A planned £200 million acquisition of Hungryhouse by fellow food delivery app maker Just Eat faces an in-depth merger investigation unless the company can address the UK Competition and Markets Authority’s (CMA) concerns.

Following an initial investigation into the merger, the regulator found the companies are close competitors because of the similarity of their service and their broad geographical coverage.

In a statement, the CMA explained it is: “concerned that the loss of competition resulting from the Just Eat/Hungryhouse merger may result in worse terms for restaurants using either of the two companies.”

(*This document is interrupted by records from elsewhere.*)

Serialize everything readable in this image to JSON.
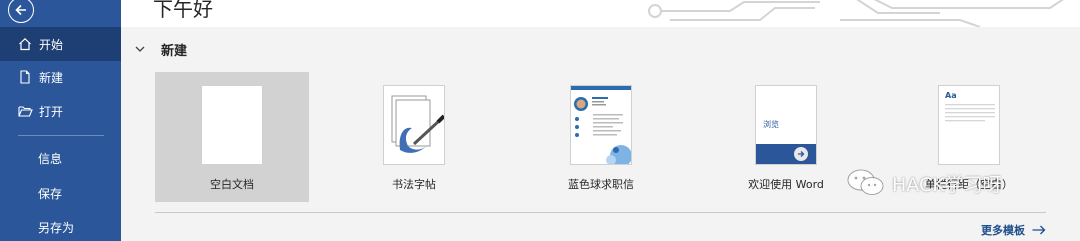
{
  "header": {
    "greeting": "下午好"
  },
  "sidebar": {
    "items": [
      {
        "label": "开始",
        "icon": "home-icon",
        "active": true
      },
      {
        "label": "新建",
        "icon": "new-document-icon"
      },
      {
        "label": "打开",
        "icon": "open-folder-icon"
      },
      {
        "label": "信息"
      },
      {
        "label": "保存"
      },
      {
        "label": "另存为"
      }
    ]
  },
  "new_section": {
    "title": "新建",
    "templates": [
      {
        "label": "空白文档",
        "selected": true
      },
      {
        "label": "书法字帖"
      },
      {
        "label": "蓝色球求职信"
      },
      {
        "label": "欢迎使用 Word",
        "thumb_text": "浏览"
      },
      {
        "label": "单栏行距（空白）",
        "thumb_text": "Aa"
      }
    ],
    "more_label": "更多模板"
  },
  "watermark": {
    "text": "HACK学习呀"
  },
  "colors": {
    "sidebar": "#2b579a",
    "sidebar_active": "#1e3f73",
    "background": "#f3f3f3",
    "link": "#1e4e8c"
  }
}
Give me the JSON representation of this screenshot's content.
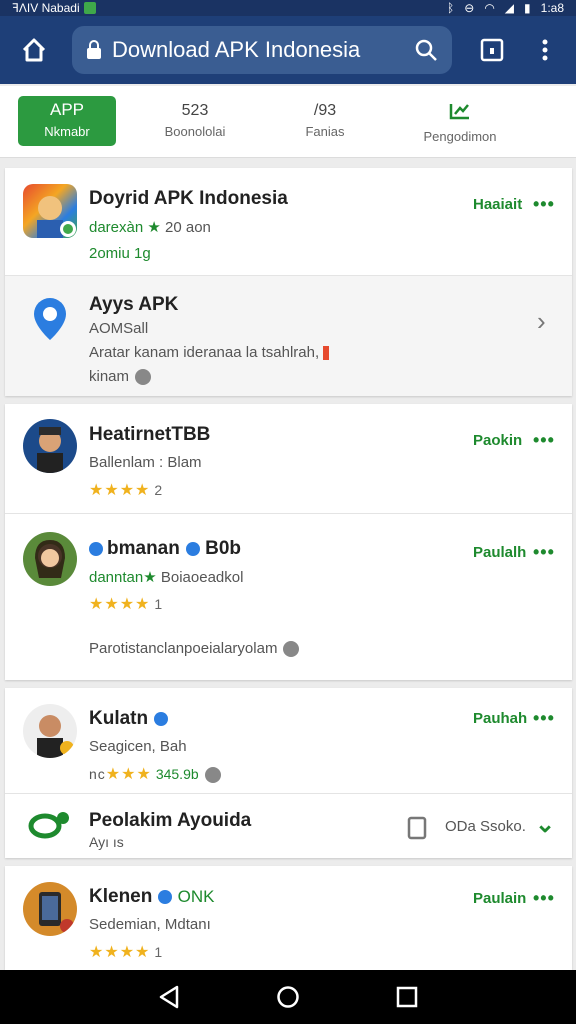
{
  "status_bar": {
    "left_text": "ꟻΛIV Nabadi",
    "time": "1:a8"
  },
  "browser": {
    "url_title": "Download APK Indonesia"
  },
  "tabs": [
    {
      "num": "APP",
      "label": "Nkmabr",
      "active": true
    },
    {
      "num": "523",
      "label": "Boonololai",
      "active": false
    },
    {
      "num": "/93",
      "label": "Fanias",
      "active": false
    },
    {
      "num": "",
      "label": "Pengodimon",
      "active": false
    }
  ],
  "items": [
    {
      "name": "Doyrid APK Indonesia",
      "sub1": "darexàn",
      "sub1b": "20 aon",
      "sub2": "2omiu 1g",
      "action": "Haaiait",
      "dots": "•••"
    },
    {
      "name": "Ayys APK",
      "sub1": "AOMSall",
      "sub2": "Aratar kanam ideranaa la tsahlrah,",
      "sub3": "kinam",
      "chevron": "›"
    },
    {
      "name": "HeatirnetTBB",
      "sub1": "Ballenlam : Blam",
      "stars": "★★★★",
      "count": "2",
      "action": "Paokin",
      "dots": "•••"
    },
    {
      "name": "bmanan",
      "name_suffix": "B0b",
      "sub1": "danntan",
      "sub1b": "Boiaoeadkol",
      "stars": "★★★★",
      "count": "1",
      "action": "Paulalh",
      "dots": "•••",
      "extra": "Parotistanclanpoeialaryolam"
    },
    {
      "name": "Kulatn",
      "sub1": "Seagicen, Bah",
      "sub2": "nc",
      "stars": "★★★",
      "count": "345.9b",
      "action": "Pauhah",
      "dots": "•••"
    },
    {
      "name": "Peolakim Ayouida",
      "sub1": "Ayı ıs",
      "right_text": "ODa Ssoko.",
      "chevron": "⌄"
    },
    {
      "name": "Klenen",
      "name_suffix": "ONK",
      "sub1": "Sedemian, Mdtanı",
      "stars": "★★★★",
      "count": "1",
      "action": "Paulain",
      "dots": "•••"
    }
  ],
  "colors": {
    "status_bar": "#1a3363",
    "top_bar": "#1e3f78",
    "accent_green": "#2c9a40",
    "star": "#f0b21e"
  }
}
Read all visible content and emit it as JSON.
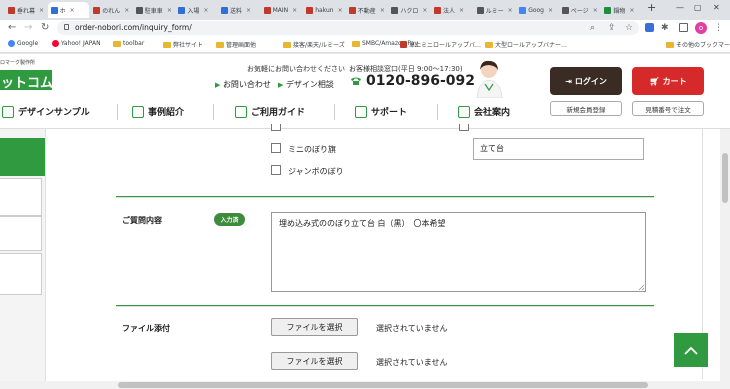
{
  "browser": {
    "tabs": [
      {
        "label": "垂れ幕",
        "color": "#c0392b"
      },
      {
        "label": "ホ",
        "color": "#2f6fd6"
      },
      {
        "label": "のれん",
        "color": "#c0392b"
      },
      {
        "label": "駐車車",
        "color": "#555555"
      },
      {
        "label": "入場",
        "color": "#2f6fd6"
      },
      {
        "label": "送料",
        "color": "#2f6fd6"
      },
      {
        "label": "MAIN",
        "color": "#c0392b"
      },
      {
        "label": "hakun",
        "color": "#c0392b"
      },
      {
        "label": "不動産",
        "color": "#c0392b"
      },
      {
        "label": "ハクロ",
        "color": "#555555"
      },
      {
        "label": "法人",
        "color": "#c0392b"
      },
      {
        "label": "ルミー",
        "color": "#555555"
      },
      {
        "label": "Goog",
        "color": "#4285f4"
      },
      {
        "label": "ページ",
        "color": "#555555"
      },
      {
        "label": "鍋物",
        "color": "#1e8e3e"
      }
    ],
    "new_tab": "+",
    "url": "order-nobori.com/inquiry_form/",
    "avatar_letter": "o",
    "bookmarks": [
      {
        "label": "Google",
        "kind": "google"
      },
      {
        "label": "Yahoo! JAPAN",
        "kind": "yahoo"
      },
      {
        "label": "toolbar",
        "kind": "folder"
      },
      {
        "label": "弊社サイト",
        "kind": "folder"
      },
      {
        "label": "管理画面他",
        "kind": "folder"
      },
      {
        "label": "接客/楽天/ルミーズ",
        "kind": "folder"
      },
      {
        "label": "SMBC/Amazon Pay",
        "kind": "folder"
      },
      {
        "label": "卓上ミニロールアップバ…",
        "kind": "red"
      },
      {
        "label": "大型ロールアップバナー…",
        "kind": "folder"
      }
    ],
    "other_bookmarks": "その他のブックマーク"
  },
  "site": {
    "brand_tagline": "ロマーク製作所",
    "brand_name": "ットコム",
    "contact_caption": "お気軽にお問い合わせください",
    "link_inquiry": "お問い合わせ",
    "link_design": "デザイン相談",
    "phone_caption": "お客様相談窓口(平日 9:00〜17:30)",
    "phone_number": "0120-896-092",
    "login_label": "ログイン",
    "cart_label": "カート",
    "register_label": "新規会員登録",
    "estimate_label": "見積番号で注文",
    "nav": [
      {
        "label": "デザインサンプル"
      },
      {
        "label": "事例紹介"
      },
      {
        "label": "ご利用ガイド"
      },
      {
        "label": "サポート"
      },
      {
        "label": "会社案内"
      }
    ]
  },
  "form": {
    "option_mini": "ミニのぼり旗",
    "option_jumbo": "ジャンボのぼり",
    "stand_value": "立て台",
    "question_label": "ご質問内容",
    "entered_badge": "入力済",
    "question_value": "埋め込み式ののぼり立て台 白（黒）　〇本希望",
    "attach_label": "ファイル添付",
    "file_button_1": "ファイルを選択",
    "file_status_1": "選択されていません",
    "file_button_2": "ファイルを選択",
    "file_status_2": "選択されていません"
  },
  "colors": {
    "accent": "#2f9a3f",
    "login": "#3a2c24",
    "cart": "#d62a2a"
  }
}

Unless Just Eat is “able to offer undertakings which sufficiently address the CMA’s competition concerns” by 17 May, the deal will be referred for an in-depth phase two investigation by an independent group of CMA panel members.

Just Eat said it is: “committed to demonstrating to the CMA that the market is, and will remain, competitive following completion of the proposed transaction.”

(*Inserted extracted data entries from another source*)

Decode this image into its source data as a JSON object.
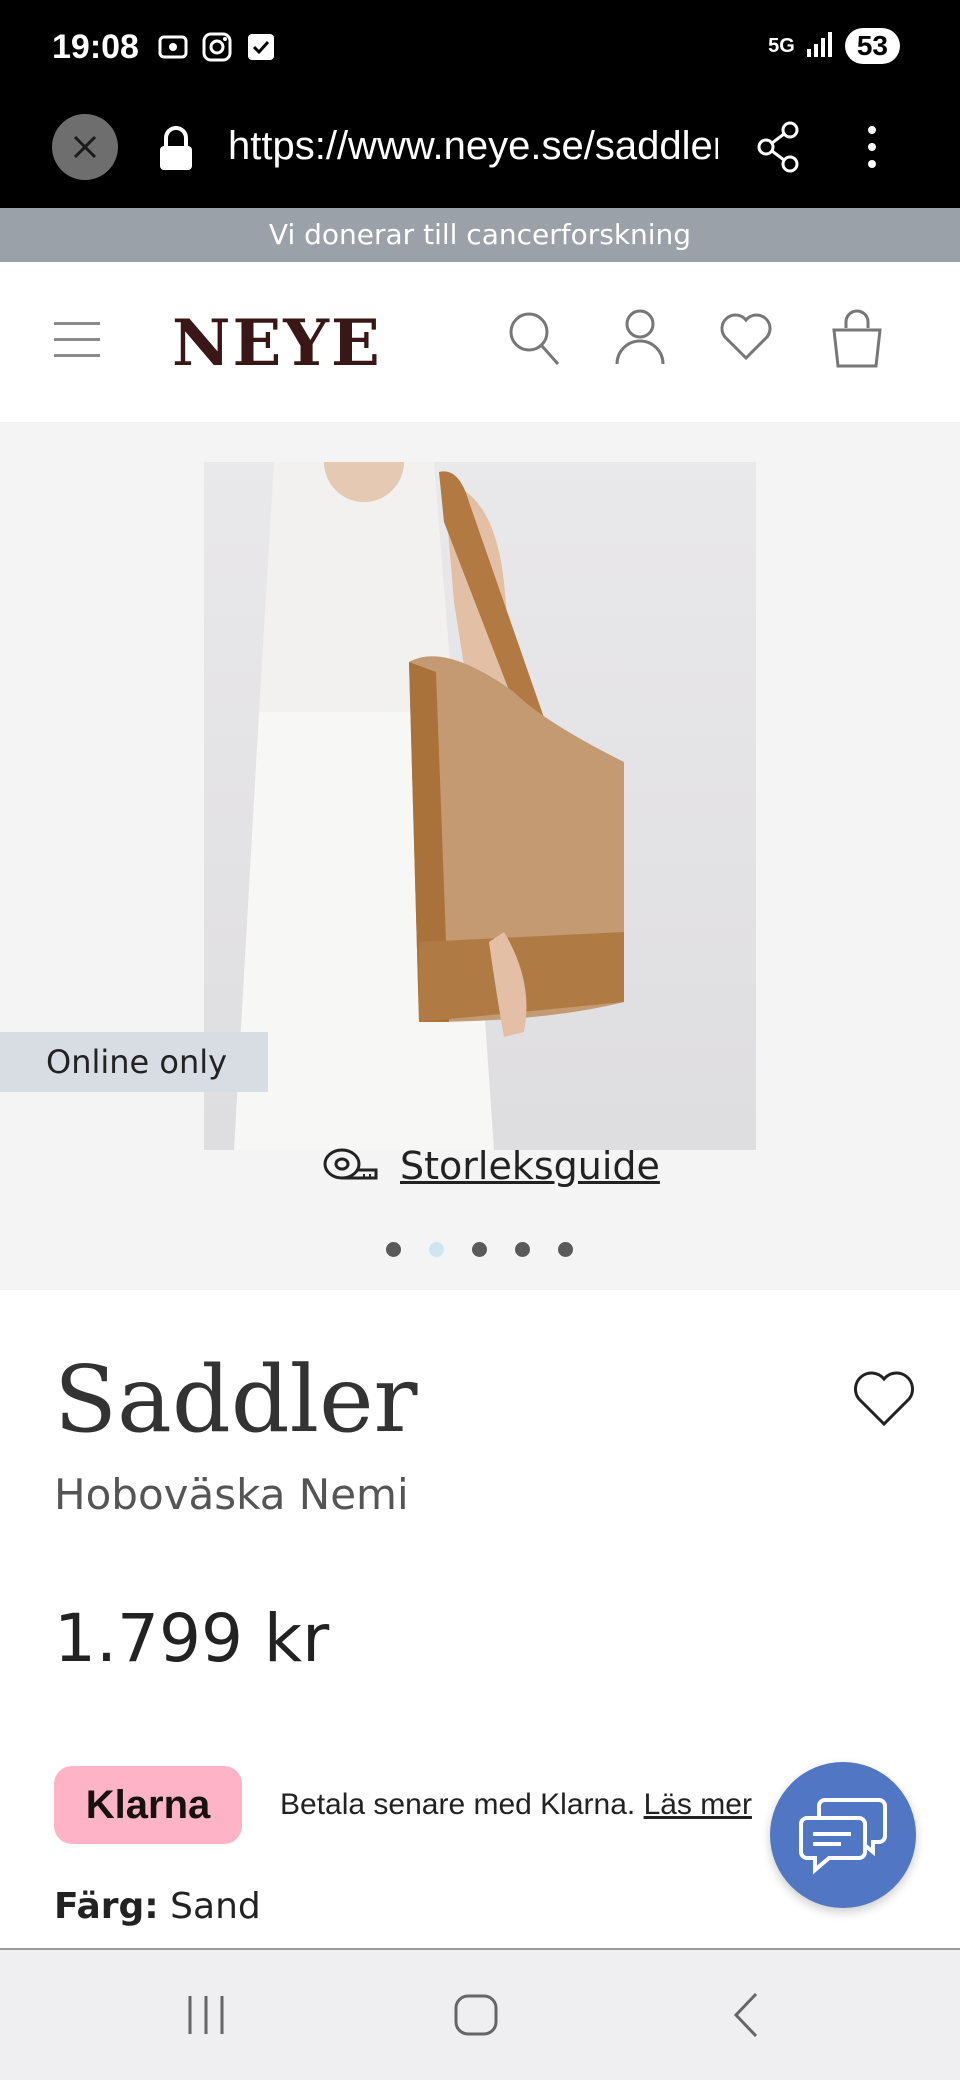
{
  "status_bar": {
    "time": "19:08",
    "network": "5G",
    "battery": "53"
  },
  "browser": {
    "url": "https://www.neye.se/saddler"
  },
  "announcement": "Vi donerar till cancerforskning",
  "header": {
    "logo": "NEYE"
  },
  "gallery": {
    "badge": "Online only",
    "size_guide_label": "Storleksguide",
    "dots_total": 5,
    "active_dot_index": 1
  },
  "product": {
    "brand": "Saddler",
    "name": "Hoboväska Nemi",
    "price": "1.799 kr",
    "klarna_logo": "Klarna",
    "klarna_text": "Betala senare med Klarna.",
    "klarna_link": "Läs mer",
    "color_label": "Färg:",
    "color_value": "Sand"
  },
  "colors": {
    "klarna_pink": "#ffb3c7",
    "chat_blue": "#5076c4",
    "logo_color": "#3a1717",
    "announcement_bg": "#9aa1a8"
  }
}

However, the CMA is concerned more recent entrants offering delivery services – such as Deliveroo, UberEATS and Amazon Restaurants – represent less direct competition as they tend to target dine-in restaurants without their own delivery services. They also offer less extensive geographic coverage.

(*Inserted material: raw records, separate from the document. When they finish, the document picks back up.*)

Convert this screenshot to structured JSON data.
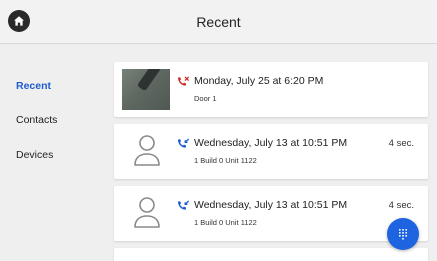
{
  "header": {
    "title": "Recent",
    "home_icon": "home-icon"
  },
  "sidebar": {
    "items": [
      {
        "label": "Recent",
        "active": true
      },
      {
        "label": "Contacts",
        "active": false
      },
      {
        "label": "Devices",
        "active": false
      }
    ]
  },
  "calls": [
    {
      "type": "missed",
      "title": "Monday, July 25 at 6:20 PM",
      "subtitle": "Door 1",
      "duration": "",
      "has_snapshot": true
    },
    {
      "type": "incoming",
      "title": "Wednesday, July 13 at 10:51 PM",
      "subtitle": "1 Build 0 Unit 1122",
      "duration": "4 sec.",
      "has_snapshot": false
    },
    {
      "type": "incoming",
      "title": "Wednesday, July 13 at 10:51 PM",
      "subtitle": "1 Build 0 Unit 1122",
      "duration": "4 sec.",
      "has_snapshot": false
    }
  ],
  "fab": {
    "icon": "dialpad-icon"
  },
  "colors": {
    "accent": "#1e5ccf",
    "fab": "#1e63e0",
    "missed": "#d32f2f",
    "incoming": "#1e5ccf"
  }
}
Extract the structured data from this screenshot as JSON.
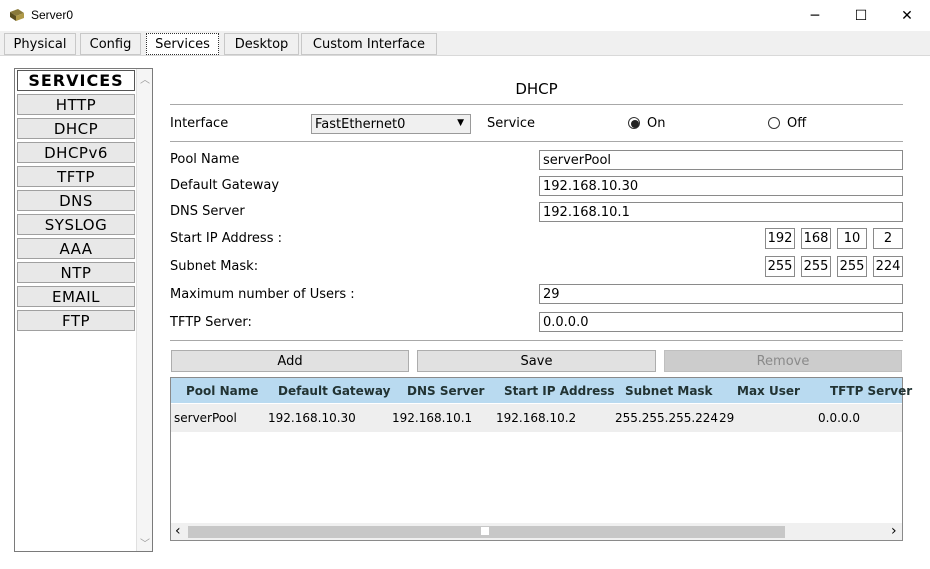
{
  "window": {
    "title": "Server0",
    "minimize": "─",
    "maximize": "☐",
    "close": "✕"
  },
  "tabs": [
    "Physical",
    "Config",
    "Services",
    "Desktop",
    "Custom Interface"
  ],
  "sidebar": {
    "header": "SERVICES",
    "items": [
      "HTTP",
      "DHCP",
      "DHCPv6",
      "TFTP",
      "DNS",
      "SYSLOG",
      "AAA",
      "NTP",
      "EMAIL",
      "FTP"
    ]
  },
  "panel": {
    "title": "DHCP",
    "interface_label": "Interface",
    "interface_value": "FastEthernet0",
    "service_label": "Service",
    "on_label": "On",
    "off_label": "Off",
    "pool_name_label": "Pool Name",
    "pool_name": "serverPool",
    "gateway_label": "Default Gateway",
    "gateway": "192.168.10.30",
    "dns_label": "DNS Server",
    "dns": "192.168.10.1",
    "start_ip_label": "Start IP Address :",
    "start_ip": [
      "192",
      "168",
      "10",
      "2"
    ],
    "subnet_label": "Subnet Mask:",
    "subnet": [
      "255",
      "255",
      "255",
      "224"
    ],
    "max_users_label": "Maximum number of Users :",
    "max_users": "29",
    "tftp_label": "TFTP Server:",
    "tftp": "0.0.0.0",
    "add_label": "Add",
    "save_label": "Save",
    "remove_label": "Remove"
  },
  "table": {
    "columns": [
      "Pool Name",
      "Default Gateway",
      "DNS Server",
      "Start IP Address",
      "Subnet Mask",
      "Max User",
      "TFTP Server"
    ],
    "rows": [
      [
        "serverPool",
        "192.168.10.30",
        "192.168.10.1",
        "192.168.10.2",
        "255.255.255.224",
        "29",
        "0.0.0.0"
      ]
    ],
    "scroll_left": "‹",
    "scroll_right": "›"
  },
  "colors": {
    "table_header": "#b9daf0",
    "row_bg": "#eeeeee"
  }
}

Howard Cartlidge, head of EU and Competition at law company DWF, told The Telegraph: “This is an early, but important, opportunity for the CMA to keep the market open and lay down some ground rules for how it will approach app-based businesses in the future.”

Both Just Eat and Hungryhouse are based in London with the former operating internationally with 14.2 million customers and 64,000 restaurants, and the latter partnering 10,000 restaurants throughout the UK.